High familial risk for mood disorder is associated with low dorsolateral prefrontal cortex serotonin transporter binding.
Neuroimage. 2009 Jun;46(2):360-6
Authors: Frokjaer VG, Vinberg M, Erritzoe D, Svarer C, Baaré W, Budtz-Joergensen E, Madsen K, Madsen J, Kessing LV, Knudsen GM
Mood disorders are elicited through a combination of genetic and environmental stress factors, and treatment with selective serotonin reuptake inhibitors ameliorates depressive symptoms. Changes in the serotonin transporter (SERT) binding may therefore occur in depressive patients and in subjects at risk for developing depression.
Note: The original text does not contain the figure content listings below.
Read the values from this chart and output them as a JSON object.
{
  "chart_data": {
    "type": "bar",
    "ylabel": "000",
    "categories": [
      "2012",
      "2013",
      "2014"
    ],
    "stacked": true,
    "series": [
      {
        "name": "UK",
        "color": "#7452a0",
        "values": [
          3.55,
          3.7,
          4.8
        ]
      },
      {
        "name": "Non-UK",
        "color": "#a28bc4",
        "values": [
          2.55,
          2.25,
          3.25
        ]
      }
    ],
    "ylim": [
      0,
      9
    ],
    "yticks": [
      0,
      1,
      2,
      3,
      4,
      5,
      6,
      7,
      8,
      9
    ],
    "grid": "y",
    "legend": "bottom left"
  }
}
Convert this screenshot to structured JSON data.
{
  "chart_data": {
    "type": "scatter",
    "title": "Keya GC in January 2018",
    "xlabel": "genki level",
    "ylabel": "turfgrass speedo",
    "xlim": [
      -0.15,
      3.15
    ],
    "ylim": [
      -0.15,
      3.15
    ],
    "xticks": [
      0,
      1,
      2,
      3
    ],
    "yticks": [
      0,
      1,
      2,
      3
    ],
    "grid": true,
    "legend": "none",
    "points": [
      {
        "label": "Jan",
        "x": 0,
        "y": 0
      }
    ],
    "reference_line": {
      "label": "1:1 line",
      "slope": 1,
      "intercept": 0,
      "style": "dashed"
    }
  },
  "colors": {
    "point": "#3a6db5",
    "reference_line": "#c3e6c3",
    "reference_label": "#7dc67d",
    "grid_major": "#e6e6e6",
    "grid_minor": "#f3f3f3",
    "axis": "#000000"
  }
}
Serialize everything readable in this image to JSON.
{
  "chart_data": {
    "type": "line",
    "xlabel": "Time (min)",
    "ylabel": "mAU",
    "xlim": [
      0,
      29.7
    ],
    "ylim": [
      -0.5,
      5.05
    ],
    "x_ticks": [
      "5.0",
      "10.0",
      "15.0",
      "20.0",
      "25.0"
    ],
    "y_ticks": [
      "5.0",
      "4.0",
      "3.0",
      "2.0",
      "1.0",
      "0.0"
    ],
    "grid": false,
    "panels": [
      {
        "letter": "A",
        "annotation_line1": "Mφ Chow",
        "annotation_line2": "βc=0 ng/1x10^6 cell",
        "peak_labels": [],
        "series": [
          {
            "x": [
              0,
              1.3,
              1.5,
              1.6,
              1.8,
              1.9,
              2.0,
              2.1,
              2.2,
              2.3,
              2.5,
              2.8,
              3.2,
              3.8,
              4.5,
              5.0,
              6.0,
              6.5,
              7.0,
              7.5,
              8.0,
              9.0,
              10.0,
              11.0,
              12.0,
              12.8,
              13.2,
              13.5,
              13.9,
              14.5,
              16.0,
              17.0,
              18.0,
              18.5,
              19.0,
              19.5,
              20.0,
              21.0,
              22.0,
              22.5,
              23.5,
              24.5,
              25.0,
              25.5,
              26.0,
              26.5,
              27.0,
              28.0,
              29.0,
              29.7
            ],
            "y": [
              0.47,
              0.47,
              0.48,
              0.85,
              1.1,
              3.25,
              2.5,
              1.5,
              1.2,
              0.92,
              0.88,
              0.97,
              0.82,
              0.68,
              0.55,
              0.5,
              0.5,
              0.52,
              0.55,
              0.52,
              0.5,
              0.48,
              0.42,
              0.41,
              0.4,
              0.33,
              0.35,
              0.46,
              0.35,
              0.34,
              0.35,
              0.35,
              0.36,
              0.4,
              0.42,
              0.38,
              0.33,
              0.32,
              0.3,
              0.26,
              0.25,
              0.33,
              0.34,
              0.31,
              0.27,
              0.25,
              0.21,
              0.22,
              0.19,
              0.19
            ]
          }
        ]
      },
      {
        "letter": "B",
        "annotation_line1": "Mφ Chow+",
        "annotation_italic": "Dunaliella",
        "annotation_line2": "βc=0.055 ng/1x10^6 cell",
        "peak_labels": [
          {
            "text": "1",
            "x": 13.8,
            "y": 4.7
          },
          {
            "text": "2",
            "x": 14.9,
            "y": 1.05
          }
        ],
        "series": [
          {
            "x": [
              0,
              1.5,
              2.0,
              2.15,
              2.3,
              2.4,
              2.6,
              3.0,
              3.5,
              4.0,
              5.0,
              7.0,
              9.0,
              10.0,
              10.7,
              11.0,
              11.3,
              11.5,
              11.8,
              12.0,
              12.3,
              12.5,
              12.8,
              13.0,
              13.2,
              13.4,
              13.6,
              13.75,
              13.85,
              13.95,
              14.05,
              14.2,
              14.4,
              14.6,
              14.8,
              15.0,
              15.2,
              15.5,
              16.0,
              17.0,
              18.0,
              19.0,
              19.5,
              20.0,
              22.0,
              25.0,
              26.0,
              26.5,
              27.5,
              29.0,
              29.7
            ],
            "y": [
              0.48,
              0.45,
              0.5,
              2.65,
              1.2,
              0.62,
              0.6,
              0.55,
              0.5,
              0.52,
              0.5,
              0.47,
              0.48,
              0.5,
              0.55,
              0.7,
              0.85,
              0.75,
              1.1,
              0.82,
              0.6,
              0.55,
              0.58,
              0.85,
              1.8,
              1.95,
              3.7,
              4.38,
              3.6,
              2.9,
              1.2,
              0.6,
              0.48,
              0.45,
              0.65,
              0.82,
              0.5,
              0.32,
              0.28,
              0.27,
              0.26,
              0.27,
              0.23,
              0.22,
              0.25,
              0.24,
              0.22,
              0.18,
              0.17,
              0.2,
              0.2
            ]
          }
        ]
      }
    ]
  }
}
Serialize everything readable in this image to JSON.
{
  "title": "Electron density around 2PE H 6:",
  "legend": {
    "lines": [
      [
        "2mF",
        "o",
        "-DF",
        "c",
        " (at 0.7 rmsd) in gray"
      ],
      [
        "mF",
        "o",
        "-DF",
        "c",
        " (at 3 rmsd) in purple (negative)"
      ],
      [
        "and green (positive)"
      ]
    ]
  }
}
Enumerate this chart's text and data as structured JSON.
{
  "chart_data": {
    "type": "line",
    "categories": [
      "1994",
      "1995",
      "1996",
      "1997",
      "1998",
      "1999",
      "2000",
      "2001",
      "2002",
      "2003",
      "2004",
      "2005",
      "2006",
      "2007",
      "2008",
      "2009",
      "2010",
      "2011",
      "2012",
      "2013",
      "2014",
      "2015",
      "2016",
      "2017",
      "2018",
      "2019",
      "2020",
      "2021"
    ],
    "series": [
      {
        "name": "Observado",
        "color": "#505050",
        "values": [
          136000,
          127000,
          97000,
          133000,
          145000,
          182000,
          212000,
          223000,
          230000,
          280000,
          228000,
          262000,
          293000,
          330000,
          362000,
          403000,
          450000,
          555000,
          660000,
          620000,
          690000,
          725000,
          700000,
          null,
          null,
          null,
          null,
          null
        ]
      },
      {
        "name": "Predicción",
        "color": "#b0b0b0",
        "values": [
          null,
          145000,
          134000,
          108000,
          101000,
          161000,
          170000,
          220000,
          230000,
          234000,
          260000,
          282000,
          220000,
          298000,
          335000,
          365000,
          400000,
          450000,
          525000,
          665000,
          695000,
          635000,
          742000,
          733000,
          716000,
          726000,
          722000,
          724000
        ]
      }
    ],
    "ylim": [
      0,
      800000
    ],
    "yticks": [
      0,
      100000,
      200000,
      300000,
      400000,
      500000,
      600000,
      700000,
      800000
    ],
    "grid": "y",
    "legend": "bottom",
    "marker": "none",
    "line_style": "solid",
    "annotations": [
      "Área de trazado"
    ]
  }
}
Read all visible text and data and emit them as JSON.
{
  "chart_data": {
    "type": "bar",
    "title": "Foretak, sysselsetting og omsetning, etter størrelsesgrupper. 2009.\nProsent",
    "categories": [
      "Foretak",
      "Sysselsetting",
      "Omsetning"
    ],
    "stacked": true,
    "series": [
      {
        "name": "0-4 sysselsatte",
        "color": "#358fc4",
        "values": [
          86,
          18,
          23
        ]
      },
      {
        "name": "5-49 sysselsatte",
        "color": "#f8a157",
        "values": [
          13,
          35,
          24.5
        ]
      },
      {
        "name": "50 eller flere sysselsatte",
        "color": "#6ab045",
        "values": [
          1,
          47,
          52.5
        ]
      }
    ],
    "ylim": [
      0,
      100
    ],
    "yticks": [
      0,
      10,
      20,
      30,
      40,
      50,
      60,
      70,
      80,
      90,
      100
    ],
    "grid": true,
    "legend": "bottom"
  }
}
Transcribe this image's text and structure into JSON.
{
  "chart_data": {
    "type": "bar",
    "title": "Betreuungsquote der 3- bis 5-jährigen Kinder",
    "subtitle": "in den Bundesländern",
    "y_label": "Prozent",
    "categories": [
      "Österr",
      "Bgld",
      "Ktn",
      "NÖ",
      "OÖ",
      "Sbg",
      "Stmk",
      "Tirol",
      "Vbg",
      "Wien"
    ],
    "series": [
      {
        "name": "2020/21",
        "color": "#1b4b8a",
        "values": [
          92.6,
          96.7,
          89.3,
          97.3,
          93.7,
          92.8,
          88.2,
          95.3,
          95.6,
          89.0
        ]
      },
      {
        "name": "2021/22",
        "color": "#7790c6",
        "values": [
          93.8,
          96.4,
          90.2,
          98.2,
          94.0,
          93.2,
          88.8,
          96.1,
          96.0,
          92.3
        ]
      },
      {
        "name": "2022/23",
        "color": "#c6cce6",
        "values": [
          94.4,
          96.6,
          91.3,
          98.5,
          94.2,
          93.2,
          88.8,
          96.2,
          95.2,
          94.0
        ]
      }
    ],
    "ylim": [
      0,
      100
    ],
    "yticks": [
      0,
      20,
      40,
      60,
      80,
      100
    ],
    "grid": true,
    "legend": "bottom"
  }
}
The aim of this study was to explore whether abnormalities in SERT might be present in healthy individuals with familial predisposition to mood disorder. Nine individuals at high familial risk (mean age 32.2+/-4.2 years) and 11 individuals at low risk (mean age 32.4+/-5.0 years) for developing mood disorder were included. The subjects were healthy twins with or without a co-twin history of mood disorder identified by linking information from the Danish Twin Register and the Danish Psychiatric Central Register. Regional in vivo brain serotonin transporter binding was measured with [(11)C]DASB PET. The volumes of interest included the orbitofrontal cortex, the dorsolateral prefrontal cortex, the ventrolateral prefrontal cortex, anterior cingulate, caudate, putamen, thalamus, and midbrain. We found that individuals at high familial risk for mood disorders had a 35% reduction in SERT binding in dorsolateral prefrontal cortex (p=0.014, Bonferroni corrected) and on a trend basis a 15% reduction in anterior cingulate (p=0.018, un-corrected). The depression and symptom scores of the high and the low risk individuals were not significantly different. In conclusion, our data suggest that a low SERT binding in dorsolateral prefrontal cortex represents a trait marker for mood disorders.